How to Create a Website Budget
Having a website for your company is a basic necessity in today’s business world. Not only does it open up a new avenue for generating leads and making sales, but it also helps increase brand equity.
When developing a new website, costs can quickly add up, especially if you’re hiring professional designers and programmers.
Here are some guidelines for creating a website budget so you can get a great looking site without exceeding your finances.
Determine your business’ specific needs.
Because there can be a disparity in terms of the comprehensiveness and sophistication of a website, you should have a thorough understanding of what you’re trying to achieve. Maybe you only need a basic site with 10 or fewer pages that gives a brief overview of a few products. If you don’t need a lot of customization and extra features, a standard WordPress theme may suffice. In this case, you can do much of the design yourself.
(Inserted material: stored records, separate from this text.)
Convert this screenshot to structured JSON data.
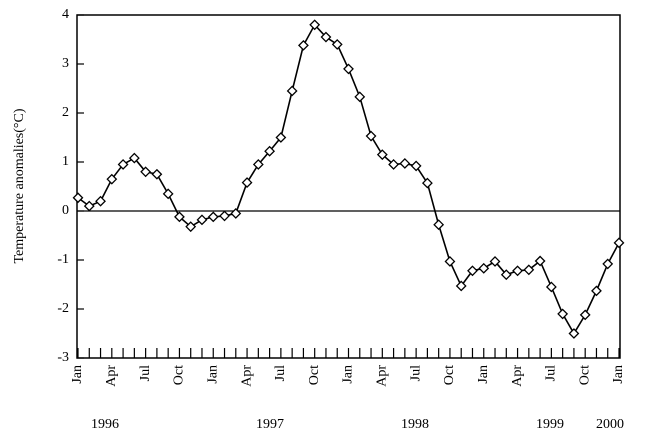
{
  "chart_data": {
    "type": "line",
    "y_label": "Temperature anomalies(°C)",
    "categories": [
      "Jan",
      null,
      null,
      "Apr",
      null,
      null,
      "Jul",
      null,
      null,
      "Oct",
      null,
      null,
      "Jan",
      null,
      null,
      "Apr",
      null,
      null,
      "Jul",
      null,
      null,
      "Oct",
      null,
      null,
      "Jan",
      null,
      null,
      "Apr",
      null,
      null,
      "Jul",
      null,
      null,
      "Oct",
      null,
      null,
      "Jan",
      null,
      null,
      "Apr",
      null,
      null,
      "Jul",
      null,
      null,
      "Oct",
      null,
      null,
      "Jan"
    ],
    "years": [
      "1996",
      "1997",
      "1998",
      "1999",
      "2000"
    ],
    "series": [
      {
        "name": "Temperature anomaly",
        "color": "#000000",
        "values": [
          0.27,
          0.1,
          0.2,
          0.65,
          0.95,
          1.08,
          0.8,
          0.75,
          0.35,
          -0.12,
          -0.32,
          -0.18,
          -0.12,
          -0.1,
          -0.05,
          0.58,
          0.95,
          1.22,
          1.5,
          2.45,
          3.38,
          3.8,
          3.55,
          3.4,
          2.9,
          2.33,
          1.53,
          1.15,
          0.95,
          0.97,
          0.92,
          0.57,
          -0.28,
          -1.03,
          -1.53,
          -1.22,
          -1.17,
          -1.03,
          -1.3,
          -1.22,
          -1.2,
          -1.02,
          -1.55,
          -2.1,
          -2.5,
          -2.12,
          -1.63,
          -1.08,
          -0.65
        ]
      }
    ],
    "ylim": [
      -3,
      4
    ],
    "yticks": [
      -3,
      -2,
      -1,
      0,
      1,
      2,
      3,
      4
    ],
    "reference_line": 0,
    "grid": false
  }
}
On the other hand, a highly customized website with a lot of bells and whistles will likely require a professional designer and programmer. If you need to create a lot of content, like 50 pages or more, then it’s smart to hire a writer to generate that content as well. When it comes to making eCommerce sales through a website, you need to factor in the costs for a third-party payment system. Some other potential costs include:
- Search engine optimization services once the site is active
- Responsive web design or an alternate version for mobile users
- Multilingual site versions to accommodate different languages
- Graphic design for the logo
- Stock photos
Know your financial limitations.
The next step is to figure out how much money you can put into a website. According to Webpage FX, the average cost for a professional looking website in 2013 ranges from $2,200 to $10,000.
When you include other things like content development and site architecture, this can mean thousands more. That’s why you should start with a grand total that will cover the entire project. From there, you should break it down so you know how much you can spend for each individual part. If you’re working on a restricted budget, you may need to forego some of the frills of an extensive website and stick to the basics.
Plan for site maintenance.
Besides the initial investment, a considerable amount of money is required to keep a website running. If you’re using an e-commerce transaction platform or an email service to publish a newsletter, you will typically be charged on a monthly basis. Because products and services can periodically change, you may need to add and remove certain content. There is also the issue of evolving technology where updates and new software will be required. According to 720 Media, it costs anywhere from $25 to $250 monthly to maintain small sites and $250 to $500 for larger ones. That’s why you should factor in these costs when creating a budget.
Expect there to be additional costs.
While it would be great if the end result matched your budget perfectly, it’s smart to plan on some unforeseen expenses. Whether it’s for some last minute touch-ups or paying for added functionality, it’s fairly common to incur bigger costs than initially anticipated. Planning should provide some wiggle room and minimize the potential for setbacks. If you have some money left over, you could use it to enhance a certain feature.
Write down all the details.
As you’re going over each aspect of website construction, you should record how much you’re willing and able to spend. You may want to utilize a spreadsheet or other document to keep everything nicely organized. This will come in handy whenever you’re discussing plans with designers, programmers, or freelancers because you can conveniently compare their rates and see how well those rates mesh with your expectations.
Following these tips and breaking the process down step by step can take much of the guesswork out of website construction. By having a firm website budget in place, you can create an excellent site that consumers will love without breaking the bank. The end result should be increased exposure, a legitimate online presence, and hopefully a higher sales volume.